Methods to prevent mosquito bites
Personal protection measures include wearing long protective clothing and sleeping under mosquito nets, especially for infants and young children, to minimize skin exposure. Additionally, applying repellents containing DEET, picaridin, IR 3535, and lemon eucalyptus oil to exposed skin and staying indoors during peak mosquito activity at dawn and dusk are effective prevention methods [20].

Home and Environment
Prophylaxis includes killing vector mosquitoes, avoiding mosquito bites, and solid waste management [28]. Control efforts should focus on the most productive and epidemiologically important habitats. These measures include eliminating standing water by removing stagnant areas where mosquitoes can breed, such as flowerpots, buckets, and old tires, and setting up mosquito traps around the home to reduce the mosquito population. Installing window and door screens to keep mosquitoes out and using indoor insecticides to eliminate mosquitoes in the home are also effective measures [54].

Community engagement 
Community engagement is crucial for dengue prevention, as it involves educating residents about the Aedes mosquito’s life cycle and eliminating breeding sites through regular cleanup campaigns and source-reduction efforts. By promoting insect repellents, bed nets, and monitoring systems, communities can protect themselves from mosquito bites and swiftly report potential outbreaks. Collaboration with local authorities and training community health workers further enhances the effectiveness of vector control measures, fostering a proactive, united approach to reducing dengue transmission. Research and development of novel control strategies, including Wolbachia, sterile insect technique, and genetically modified mosquitoes, should also be promoted and funded [59-61].
As Iran is not yet in a hyperendemic area for dengue, vaccine administration is not currently warranted. In the absence of a viable dengue vaccine for Iran, a multifaceted integrated vector management strategy emerges as both feasible and urgently needed. Alternative approaches include deploying biological controls, such as releasing Wolbachia-infected Aedes mosquitoes, which interfere with the virus’s replication and naturally reduce the vector population over successive generations [62]. Alongside these measures, environmentally focused approaches, such as the use of plant-based larvicides and community-led initiatives to eliminate or manage breeding sites, promise a sustainable reduction in mosquito density while mitigating concerns about chemical insecticide resistance [63]. Moreover, innovative genetic methods such as gene-drive strategies and sterile insect techniques offer potential for long-term suppression of vector populations. However, they require rigorous field evaluation to ensure safety and effectiveness [62]. 

Vaccination
Currently, there are two licensed dengue vaccines. Dengvaxia (CYD-TDV), a live recombinant tetravalent vaccine developed by Sanofi Pasteur, has received FDA approval and integrates the structural regions of the four DENV serotypes. It is approved for use in 16 countries and is administered as a series of three doses, with each dose spaced 6 months apart. The vaccine is recommended for individuals aged 9-45 years (or 9-60 years, depending on country-specific regulatory approvals) who have had a prior dengue infection. WHO does not recommend it for patients with negative serum. Pre-vaccination screening for previous dengue infection is required [64]. A large, well-designed, multi-country clinical trial of Dengvaxia shows that nearly all vaccinated individuals develop tetravalent neutralizing antibodies [65]. 
Developed by Takeda and designed by the CDC, Qdenga (TAK-003) is a live-attenuated vaccine composed of weakened dengue virus serotypes 1-4. It is used as a 2-dose series with a 3-month interval and is recommended for children aged 6-16 years in areas with high dengue transmission. In clinical trials, vaccinated seronegative individuals showed positive outcomes [65, 66]. 
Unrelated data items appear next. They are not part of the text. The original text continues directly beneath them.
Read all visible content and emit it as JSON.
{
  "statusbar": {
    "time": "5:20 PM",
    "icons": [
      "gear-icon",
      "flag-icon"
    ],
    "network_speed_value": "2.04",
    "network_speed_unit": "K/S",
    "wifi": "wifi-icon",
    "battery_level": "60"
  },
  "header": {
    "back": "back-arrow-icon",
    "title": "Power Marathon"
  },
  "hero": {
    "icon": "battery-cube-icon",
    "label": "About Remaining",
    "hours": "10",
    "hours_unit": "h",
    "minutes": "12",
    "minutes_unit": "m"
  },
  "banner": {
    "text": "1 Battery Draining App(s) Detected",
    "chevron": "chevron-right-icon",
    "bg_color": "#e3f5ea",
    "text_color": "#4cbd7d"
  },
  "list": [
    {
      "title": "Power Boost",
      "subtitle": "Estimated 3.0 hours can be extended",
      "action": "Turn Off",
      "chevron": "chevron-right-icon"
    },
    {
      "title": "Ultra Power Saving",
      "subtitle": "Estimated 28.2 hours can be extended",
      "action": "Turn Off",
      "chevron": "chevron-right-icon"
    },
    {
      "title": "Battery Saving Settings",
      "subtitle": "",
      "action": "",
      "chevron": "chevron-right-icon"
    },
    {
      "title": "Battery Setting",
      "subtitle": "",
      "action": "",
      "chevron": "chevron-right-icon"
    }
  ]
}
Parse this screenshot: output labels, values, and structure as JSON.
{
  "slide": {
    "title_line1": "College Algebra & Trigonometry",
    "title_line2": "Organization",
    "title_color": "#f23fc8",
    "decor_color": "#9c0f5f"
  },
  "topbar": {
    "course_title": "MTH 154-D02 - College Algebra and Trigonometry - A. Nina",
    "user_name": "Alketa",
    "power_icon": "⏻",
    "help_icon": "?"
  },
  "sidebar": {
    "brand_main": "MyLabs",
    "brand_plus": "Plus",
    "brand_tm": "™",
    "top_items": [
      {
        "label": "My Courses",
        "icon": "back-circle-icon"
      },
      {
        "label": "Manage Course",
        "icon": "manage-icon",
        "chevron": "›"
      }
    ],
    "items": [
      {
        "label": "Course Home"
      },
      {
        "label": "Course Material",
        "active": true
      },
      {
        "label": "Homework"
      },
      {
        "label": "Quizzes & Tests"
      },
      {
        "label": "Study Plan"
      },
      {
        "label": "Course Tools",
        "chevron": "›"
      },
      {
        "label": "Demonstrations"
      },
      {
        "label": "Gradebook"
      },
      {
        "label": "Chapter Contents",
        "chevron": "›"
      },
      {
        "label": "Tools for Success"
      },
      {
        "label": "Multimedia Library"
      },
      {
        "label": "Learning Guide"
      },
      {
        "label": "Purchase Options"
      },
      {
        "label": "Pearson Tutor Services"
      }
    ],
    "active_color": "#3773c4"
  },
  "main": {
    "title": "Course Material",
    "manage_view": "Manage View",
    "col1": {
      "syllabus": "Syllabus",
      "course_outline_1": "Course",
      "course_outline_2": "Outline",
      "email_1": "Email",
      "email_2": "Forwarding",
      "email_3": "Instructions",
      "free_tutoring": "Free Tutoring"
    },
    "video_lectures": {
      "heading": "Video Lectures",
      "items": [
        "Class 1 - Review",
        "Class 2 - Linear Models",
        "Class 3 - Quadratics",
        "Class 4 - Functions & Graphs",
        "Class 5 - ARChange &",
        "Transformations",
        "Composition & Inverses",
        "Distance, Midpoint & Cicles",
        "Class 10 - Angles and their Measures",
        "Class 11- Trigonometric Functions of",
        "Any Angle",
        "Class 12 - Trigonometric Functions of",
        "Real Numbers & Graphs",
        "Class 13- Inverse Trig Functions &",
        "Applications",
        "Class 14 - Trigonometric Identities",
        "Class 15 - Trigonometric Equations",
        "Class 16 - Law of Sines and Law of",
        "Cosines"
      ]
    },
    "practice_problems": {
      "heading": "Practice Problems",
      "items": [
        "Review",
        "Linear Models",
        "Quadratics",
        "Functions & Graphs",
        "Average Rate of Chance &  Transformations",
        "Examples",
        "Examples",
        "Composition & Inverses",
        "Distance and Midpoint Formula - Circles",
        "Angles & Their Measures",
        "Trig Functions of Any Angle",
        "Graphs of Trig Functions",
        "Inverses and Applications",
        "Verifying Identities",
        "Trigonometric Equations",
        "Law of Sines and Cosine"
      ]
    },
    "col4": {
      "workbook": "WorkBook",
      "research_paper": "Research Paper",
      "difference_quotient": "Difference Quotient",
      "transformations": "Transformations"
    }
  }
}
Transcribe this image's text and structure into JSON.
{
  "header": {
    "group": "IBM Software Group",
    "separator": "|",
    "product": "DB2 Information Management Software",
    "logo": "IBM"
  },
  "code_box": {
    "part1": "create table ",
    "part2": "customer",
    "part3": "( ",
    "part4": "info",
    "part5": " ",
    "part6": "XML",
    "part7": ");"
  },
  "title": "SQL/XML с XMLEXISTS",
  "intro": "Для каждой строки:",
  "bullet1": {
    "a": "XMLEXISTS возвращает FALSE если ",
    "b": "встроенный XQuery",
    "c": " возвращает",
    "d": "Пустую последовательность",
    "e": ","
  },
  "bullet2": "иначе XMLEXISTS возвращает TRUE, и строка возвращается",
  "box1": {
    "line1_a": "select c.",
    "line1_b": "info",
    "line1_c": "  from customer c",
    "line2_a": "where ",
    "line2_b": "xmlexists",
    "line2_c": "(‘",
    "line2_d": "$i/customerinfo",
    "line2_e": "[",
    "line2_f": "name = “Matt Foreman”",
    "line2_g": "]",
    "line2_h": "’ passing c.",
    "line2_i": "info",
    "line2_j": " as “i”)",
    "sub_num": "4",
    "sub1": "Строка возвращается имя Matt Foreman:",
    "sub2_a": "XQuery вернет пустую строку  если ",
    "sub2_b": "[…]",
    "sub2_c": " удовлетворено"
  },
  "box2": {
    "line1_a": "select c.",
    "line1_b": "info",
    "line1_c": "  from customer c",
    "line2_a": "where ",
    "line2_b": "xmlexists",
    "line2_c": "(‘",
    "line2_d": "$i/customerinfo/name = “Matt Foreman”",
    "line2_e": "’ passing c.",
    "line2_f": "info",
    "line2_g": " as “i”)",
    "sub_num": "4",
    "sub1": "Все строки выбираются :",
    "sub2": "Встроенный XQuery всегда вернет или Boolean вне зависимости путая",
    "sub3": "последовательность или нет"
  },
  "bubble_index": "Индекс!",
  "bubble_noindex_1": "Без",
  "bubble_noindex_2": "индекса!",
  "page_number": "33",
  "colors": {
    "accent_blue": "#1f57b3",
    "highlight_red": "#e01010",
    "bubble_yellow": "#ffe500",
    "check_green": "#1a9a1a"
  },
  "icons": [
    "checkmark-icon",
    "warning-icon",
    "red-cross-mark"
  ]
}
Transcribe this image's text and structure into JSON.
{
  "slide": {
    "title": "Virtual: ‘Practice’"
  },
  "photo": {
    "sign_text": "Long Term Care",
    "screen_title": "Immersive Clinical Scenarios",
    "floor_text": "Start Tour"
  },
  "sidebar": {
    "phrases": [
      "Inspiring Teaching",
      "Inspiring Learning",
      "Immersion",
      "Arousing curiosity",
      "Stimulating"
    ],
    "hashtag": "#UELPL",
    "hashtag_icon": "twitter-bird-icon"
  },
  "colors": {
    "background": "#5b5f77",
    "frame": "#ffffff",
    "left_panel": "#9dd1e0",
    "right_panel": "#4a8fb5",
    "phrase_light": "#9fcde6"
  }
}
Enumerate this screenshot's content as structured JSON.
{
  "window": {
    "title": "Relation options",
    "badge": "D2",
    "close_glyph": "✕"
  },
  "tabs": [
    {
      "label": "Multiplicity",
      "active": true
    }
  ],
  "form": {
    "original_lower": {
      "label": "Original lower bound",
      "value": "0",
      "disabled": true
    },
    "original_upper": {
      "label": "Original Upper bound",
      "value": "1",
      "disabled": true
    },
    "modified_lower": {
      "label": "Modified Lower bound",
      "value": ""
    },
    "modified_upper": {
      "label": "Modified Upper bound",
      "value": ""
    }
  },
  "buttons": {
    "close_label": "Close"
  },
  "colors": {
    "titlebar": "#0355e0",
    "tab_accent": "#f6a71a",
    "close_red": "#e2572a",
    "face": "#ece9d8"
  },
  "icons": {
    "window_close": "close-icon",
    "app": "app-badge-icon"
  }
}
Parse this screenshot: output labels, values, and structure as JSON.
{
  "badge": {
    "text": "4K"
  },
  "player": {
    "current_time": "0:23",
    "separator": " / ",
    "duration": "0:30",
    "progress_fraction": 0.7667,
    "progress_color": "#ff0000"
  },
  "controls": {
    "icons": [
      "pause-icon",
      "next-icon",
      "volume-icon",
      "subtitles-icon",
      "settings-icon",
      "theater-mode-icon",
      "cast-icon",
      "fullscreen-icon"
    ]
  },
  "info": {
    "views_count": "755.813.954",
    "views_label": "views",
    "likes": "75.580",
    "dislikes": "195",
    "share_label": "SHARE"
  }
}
Current dengue fever management in Iran
Iran’s current dengue fever management policies emphasize vector control, capacity building, and intersectoral collaboration in efforts to curb disease transmission, as outlined in recent national systematic reviews [59]. However, compared with the WHO guidelines, which emphasize integrated surveillance, early case detection, standardized diagnostic protocols, and rigorous clinical management, especially for severe dengue, the Iranian approach appears less comprehensive and less uniformly implemented [32, 67]. While endemic countries have refined their strategies by establishing robust early warning systems and optimizing fluid management protocols to reduce mortality, Iran’s policies still face challenges, including gaps in rapid-response mechanisms and inconsistent clinical practices across regions. Strengthening these areas and aligning more closely with WHO standards could enhance the overall effectiveness of dengue management in Iran, particularly as the threat of local transmission escalates.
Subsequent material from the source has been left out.